Auch auf meinen Reisen habe ich Backpacker kennengelernt und eine Freundin von mir macht regelmäßig solche Touren ist auf die Art und Weise auch mal ein Jahr lang quer durch Australien gereist. Sie hat nie damit angegeben, aber natürlich hatte sie entsprechend viel zu erzählen. Sicherlich kann man auch das als Angeberei fehlinterpretieren, aber da ich sie kannte oder kenne, kann ich das ausschließen. Man erlebt eben einfach viel und sicherlich auch mehr, als würde man einen 0815 All inclusive Urlaub buchen.

Also ich finde deutsche Backpacker nicht eingebildeter. Du verstehst sie vermutlich nur ganz gut und kannst ihnen und ihren Geschichten entsprechend folgen.

Benutzeravatar

» winny2311 » Beiträge: 15159 » Talkpoints: 4,91 » Auszeichnung für 15000 Beiträge


Ob das wirklich von der Nationalität abhängig ist, weiß ich nicht, ich denke aber auch, dass man in der eigenen Sprache für solche Feinheiten wie beschrieben empfänglicher ist. Eigentlich kennt doch jeder das, was Cappuccino meint, oder? Das gibt es ja nicht nur auf diesem Gebiet, sondern auch auf jedem anderen, wo man nur im Ansatz angeben könnte. Da werden solche Informationen, egal ob sie jetzt wichtig sind oder nicht, immer hübsch nebenbei eingestreut, sodass der sensible Zuhörer genau merkt, welche Intention eigentlich dahintersteckt.

Ich finde, man merkt den Leuten schon an, wen man da vor sich hat, ob jemand einfach nur begeistert erzählen will oder ob es dem eigenen Narzissmus dient. Dass so etwas eine Art von Statussymbol in manchen Kreisen, vor allem dem jugendlichen oder studentischen Milieu sein kann, kann ich mir auch gut vorstellen. Je mehr Länder man bereit hat, je exotischer diese Länder sind, umso interessanter erscheint es sicher vielen und man kann damit auf sich aufmerksam machen oder gar angeben.

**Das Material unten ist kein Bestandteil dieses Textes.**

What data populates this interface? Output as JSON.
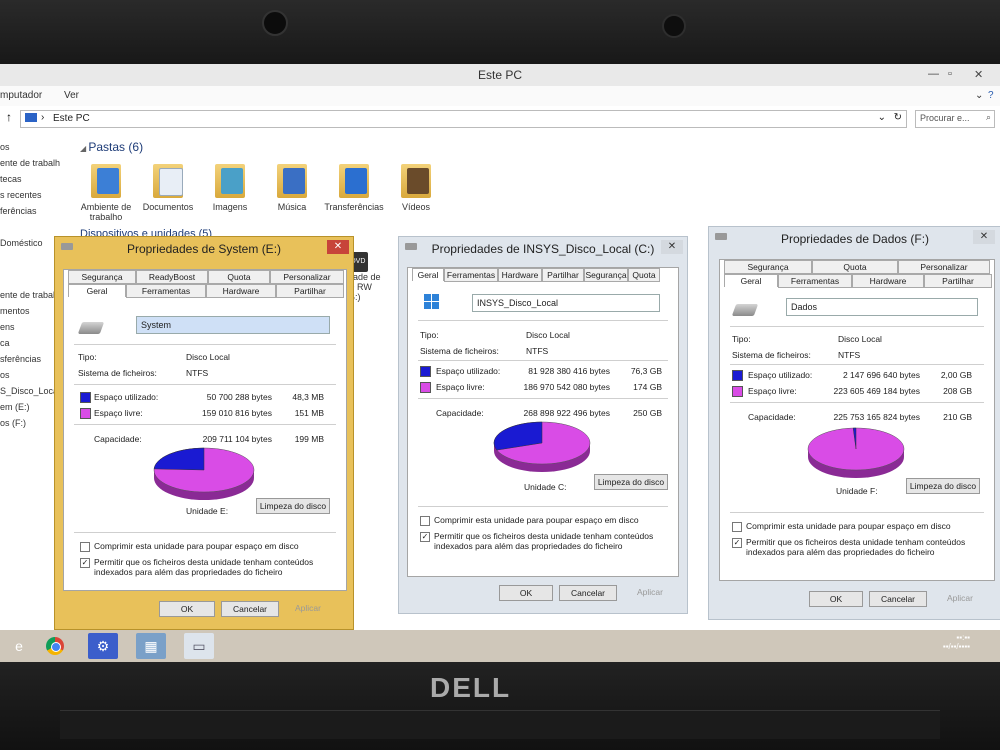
{
  "explorer": {
    "title": "Este PC",
    "ribbon": [
      "mputador",
      "Ver"
    ],
    "address": "Este PC",
    "search_placeholder": "Procurar e...",
    "nav_items": [
      "os",
      "ente de trabalh",
      "tecas",
      "s recentes",
      "ferências",
      "Doméstico",
      "ente de trabal",
      "mentos",
      "ens",
      "ca",
      "sferências",
      "os",
      "S_Disco_Local",
      "em (E:)",
      "os (F:)"
    ],
    "folders_section": "Pastas (6)",
    "devices_section": "Dispositivos e unidades (5)",
    "folders": [
      "Ambiente de trabalho",
      "Documentos",
      "Imagens",
      "Música",
      "Transferências",
      "Vídeos"
    ],
    "partial_device": [
      "DVD",
      "D RW",
      "G:)",
      "dade de"
    ]
  },
  "dialog_e": {
    "title": "Propriedades de System (E:)",
    "tabs_row1": [
      "Segurança",
      "ReadyBoost",
      "Quota",
      "Personalizar"
    ],
    "tabs_row2": [
      "Geral",
      "Ferramentas",
      "Hardware",
      "Partilhar"
    ],
    "name": "System",
    "type_label": "Tipo:",
    "type_value": "Disco Local",
    "fs_label": "Sistema de ficheiros:",
    "fs_value": "NTFS",
    "used_label": "Espaço utilizado:",
    "used_bytes": "50 700 288 bytes",
    "used_size": "48,3 MB",
    "free_label": "Espaço livre:",
    "free_bytes": "159 010 816 bytes",
    "free_size": "151 MB",
    "cap_label": "Capacidade:",
    "cap_bytes": "209 711 104 bytes",
    "cap_size": "199 MB",
    "drive_label": "Unidade E:",
    "cleanup": "Limpeza do disco",
    "compress": "Comprimir esta unidade para poupar espaço em disco",
    "index": "Permitir que os ficheiros desta unidade tenham conteúdos indexados para além das propriedades do ficheiro",
    "ok": "OK",
    "cancel": "Cancelar",
    "apply": "Aplicar",
    "used_fraction": 0.242
  },
  "dialog_c": {
    "title": "Propriedades de INSYS_Disco_Local (C:)",
    "tabs": [
      "Geral",
      "Ferramentas",
      "Hardware",
      "Partilhar",
      "Segurança",
      "Quota"
    ],
    "name": "INSYS_Disco_Local",
    "type_label": "Tipo:",
    "type_value": "Disco Local",
    "fs_label": "Sistema de ficheiros:",
    "fs_value": "NTFS",
    "used_label": "Espaço utilizado:",
    "used_bytes": "81 928 380 416 bytes",
    "used_size": "76,3 GB",
    "free_label": "Espaço livre:",
    "free_bytes": "186 970 542 080 bytes",
    "free_size": "174 GB",
    "cap_label": "Capacidade:",
    "cap_bytes": "268 898 922 496 bytes",
    "cap_size": "250 GB",
    "drive_label": "Unidade C:",
    "cleanup": "Limpeza do disco",
    "compress": "Comprimir esta unidade para poupar espaço em disco",
    "index": "Permitir que os ficheiros desta unidade tenham conteúdos indexados para além das propriedades do ficheiro",
    "ok": "OK",
    "cancel": "Cancelar",
    "apply": "Aplicar",
    "used_fraction": 0.305
  },
  "dialog_f": {
    "title": "Propriedades de Dados (F:)",
    "tabs_row1": [
      "Segurança",
      "Quota",
      "Personalizar"
    ],
    "tabs_row2": [
      "Geral",
      "Ferramentas",
      "Hardware",
      "Partilhar"
    ],
    "name": "Dados",
    "type_label": "Tipo:",
    "type_value": "Disco Local",
    "fs_label": "Sistema de ficheiros:",
    "fs_value": "NTFS",
    "used_label": "Espaço utilizado:",
    "used_bytes": "2 147 696 640 bytes",
    "used_size": "2,00 GB",
    "free_label": "Espaço livre:",
    "free_bytes": "223 605 469 184 bytes",
    "free_size": "208 GB",
    "cap_label": "Capacidade:",
    "cap_bytes": "225 753 165 824 bytes",
    "cap_size": "210 GB",
    "drive_label": "Unidade F:",
    "cleanup": "Limpeza do disco",
    "compress": "Comprimir esta unidade para poupar espaço em disco",
    "index": "Permitir que os ficheiros desta unidade tenham conteúdos indexados para além das propriedades do ficheiro",
    "ok": "OK",
    "cancel": "Cancelar",
    "apply": "Aplicar",
    "used_fraction": 0.0095
  },
  "colors": {
    "used": "#1a1ad2",
    "free": "#d94ce6",
    "active_frame": "#e8c15a",
    "inactive_frame": "#dfe5ec"
  },
  "brand": "DELL",
  "taskbar_icons": [
    "ie-icon",
    "chrome-icon",
    "settings-icon",
    "network-icon",
    "window-icon"
  ]
}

Womit ich jetzt natürlich dem Großteil der Backpaper nicht unterstellen will, dass das ihr hauptsächliches Motiv ist. Ich kenne in der Familie selbst jemanden, der schon in den achtziger Jahren auf die Art so durch die Länder der Erde tingelte und er war ganz sicher kein Angeber, sondern motiviert, soviel wie möglich von der Welt zu sehen. Das trifft vermutlich auch heute auf viele Leute immer noch genauso zu, wobei ich schon das Gefühl habe, dass der Narzissmus und die Selbstdarstellung heute weiter verbreitet ist, unabhängig vom Thema.

» Verbena » Beiträge: 4933 » Talkpoints: 3,87 » Auszeichnung für 4000 Beiträge


Ich sehe das eigentlich auch so, dass man sich doch zwangsläufig über das Reisen unterhält, wenn man mit anderen, fremden Backpackern auf engstem Raum zusammengepfercht leben muss. Man muss ja irgendwie mit Smalltalk anfangen und kann sich ja nicht anschweigen, wenn man schon in einem Zimmer wohnt. Wie soll man denn sonst ein Gespräch beginnen? Man kann ja schlecht direkt über Bildung, Jobs, Familienplanung und solche Sachen sprechen.

Ich denke auch, dass man einfach darüber redet, was sich gerade anbietet. Bei der Arbeit rede ich auch hauptsächlich über die Arbeit, in der Uni hauptsächlich über das Studium, im Kino gerne über den Film und beim Shoppen über Kleidung. Warum sollte man dann nicht beim Reisen über das Reisen reden? Das ist für mich nur logisch.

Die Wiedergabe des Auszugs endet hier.